Similarly, the enjoyment we derive from prosocial spending may go a long way to explaining why so many people spend significantly to support family members (even if it may encourage them to remain dependent on that largesse); in fact, one study found that those who provide support to their relatives report better overall health!
More generally, Dunn and Norton’s summary of the research suggests that more we feel our altruism is a result of our active choice, the more we feel connected to the subject of our giving, and the more we feel our giving has an impact, the more we want to give and the greater the happiness we derive.
Implications For Spending Advice With Clients
Although financial planners typically focus more on how much can be earned, saved, and spent, than helping clients set spending policies about how those funds are consumed, the research that Dunn and Norton present suggests that advisors could play a far greater role in guiding clients on actual spending issues. The “counter-intuitive” benefit of spending on experiences that create lasting memories and not on objects that last even as the enjoyment doesn’t, structuring spending behavior to create “treats”, and bucking the instant-gratification trend by focusing on strategies to “buy now and consume later”, do not come naturally to most. Which means a little advisor coaching could go a long way towards having a material impact on clients and their happiness.
Conversely, the “Happy Money” research also suggests planners should be cognizant of the fact that sometimes spending decisions that maximize happiness will not look optimal from the perspective of just maximizing wealth. Consuming money for experiential purchases could mean not investing in things that save or increase long-term wealth. Making layaway-style purchases may explicitly ignore the time value of money. Buying time could have a material happiness increase but a significantly adverse financial impact, if it means taking a job that pays 20% less in exchange for getting rid of a 30-minute commute. Clients who spend “too” altruistically – even to the point of their own financial impairment – may simply be prioritizing the happiness they derive by spending on others over improving their own financial future that might not actually make them happier down the road anyway.
Of course, for some, the greatest impact of the “Happy Money” research may be introspective look at our own spending behaviors, the decisions we make, and whether some spending choices could be altered to increase our own happiness. For advisors who are business owners, the research also has significant implications regarding ways to better keep employees happy, from providing occasional treats, to considering bonuses that pay for experiences (not just paying “more money”), and simply recognizing the significant value of rewarding employees with time.
The bottom line, though, is that the traditional saying that “money can’t buy happiness” may not be so accurate after all. Although greater financial affluence doesn’t always lead to greater happiness, the problem may not be that money can’t buy more happiness, but simply that those with more money aren’t necessarily making the most effective decisions about how to spend their money to get that happiness benefit.

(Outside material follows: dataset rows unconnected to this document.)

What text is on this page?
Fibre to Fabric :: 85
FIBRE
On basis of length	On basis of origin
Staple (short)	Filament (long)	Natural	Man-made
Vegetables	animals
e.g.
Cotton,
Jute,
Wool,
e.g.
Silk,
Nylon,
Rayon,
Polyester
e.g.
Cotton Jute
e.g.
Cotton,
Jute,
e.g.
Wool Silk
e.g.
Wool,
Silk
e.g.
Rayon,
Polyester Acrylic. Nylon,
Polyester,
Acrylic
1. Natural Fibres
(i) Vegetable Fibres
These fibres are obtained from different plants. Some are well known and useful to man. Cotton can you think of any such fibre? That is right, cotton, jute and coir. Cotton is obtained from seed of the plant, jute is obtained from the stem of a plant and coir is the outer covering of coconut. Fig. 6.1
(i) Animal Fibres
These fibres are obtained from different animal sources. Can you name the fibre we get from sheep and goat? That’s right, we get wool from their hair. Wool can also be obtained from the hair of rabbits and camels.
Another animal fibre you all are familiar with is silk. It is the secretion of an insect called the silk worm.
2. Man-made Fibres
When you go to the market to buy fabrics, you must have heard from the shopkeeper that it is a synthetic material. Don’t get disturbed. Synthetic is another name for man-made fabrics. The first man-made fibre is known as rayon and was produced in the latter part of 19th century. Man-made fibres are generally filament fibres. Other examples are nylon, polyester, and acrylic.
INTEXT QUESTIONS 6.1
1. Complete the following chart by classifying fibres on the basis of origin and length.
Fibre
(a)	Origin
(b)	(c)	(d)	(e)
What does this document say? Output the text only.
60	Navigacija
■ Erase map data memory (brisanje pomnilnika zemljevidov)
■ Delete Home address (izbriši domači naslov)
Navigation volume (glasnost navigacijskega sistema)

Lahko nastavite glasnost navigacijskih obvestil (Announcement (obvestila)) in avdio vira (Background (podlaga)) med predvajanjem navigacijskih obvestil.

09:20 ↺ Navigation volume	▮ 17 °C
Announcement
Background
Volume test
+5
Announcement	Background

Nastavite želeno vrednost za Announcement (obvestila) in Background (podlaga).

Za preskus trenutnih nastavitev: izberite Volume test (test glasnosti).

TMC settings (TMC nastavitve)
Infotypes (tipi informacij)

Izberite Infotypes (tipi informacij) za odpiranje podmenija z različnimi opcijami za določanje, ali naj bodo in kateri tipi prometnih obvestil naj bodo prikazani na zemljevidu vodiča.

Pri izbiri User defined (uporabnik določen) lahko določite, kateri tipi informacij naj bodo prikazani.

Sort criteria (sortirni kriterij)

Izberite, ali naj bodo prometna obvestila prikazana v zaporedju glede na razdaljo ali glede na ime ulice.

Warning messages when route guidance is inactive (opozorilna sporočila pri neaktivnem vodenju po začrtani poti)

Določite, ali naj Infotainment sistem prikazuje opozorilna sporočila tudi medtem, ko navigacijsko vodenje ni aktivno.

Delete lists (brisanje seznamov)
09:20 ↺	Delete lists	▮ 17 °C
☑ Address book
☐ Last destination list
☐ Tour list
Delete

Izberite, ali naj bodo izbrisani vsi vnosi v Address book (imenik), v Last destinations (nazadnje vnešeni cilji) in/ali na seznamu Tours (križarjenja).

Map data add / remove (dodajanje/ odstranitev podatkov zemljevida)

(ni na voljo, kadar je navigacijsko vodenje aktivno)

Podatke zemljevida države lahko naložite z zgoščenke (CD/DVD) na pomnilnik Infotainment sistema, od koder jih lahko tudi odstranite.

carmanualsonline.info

So if you’re curious about how to leverage spending decisions for happiness – either your own, or the clients you counsel – I do highly recommend checking out Dunn and Norton’s “Happy Money: The Science of Happier Spending” for some great ideas and insights!
So what do you think? Does the “Happy Money” research resonate with you? Are there spending decisions you already make that are validated by the research? Are there some spending habits you’re now thinking about changing? Are these conversations you have with clients… or are thinking about having now?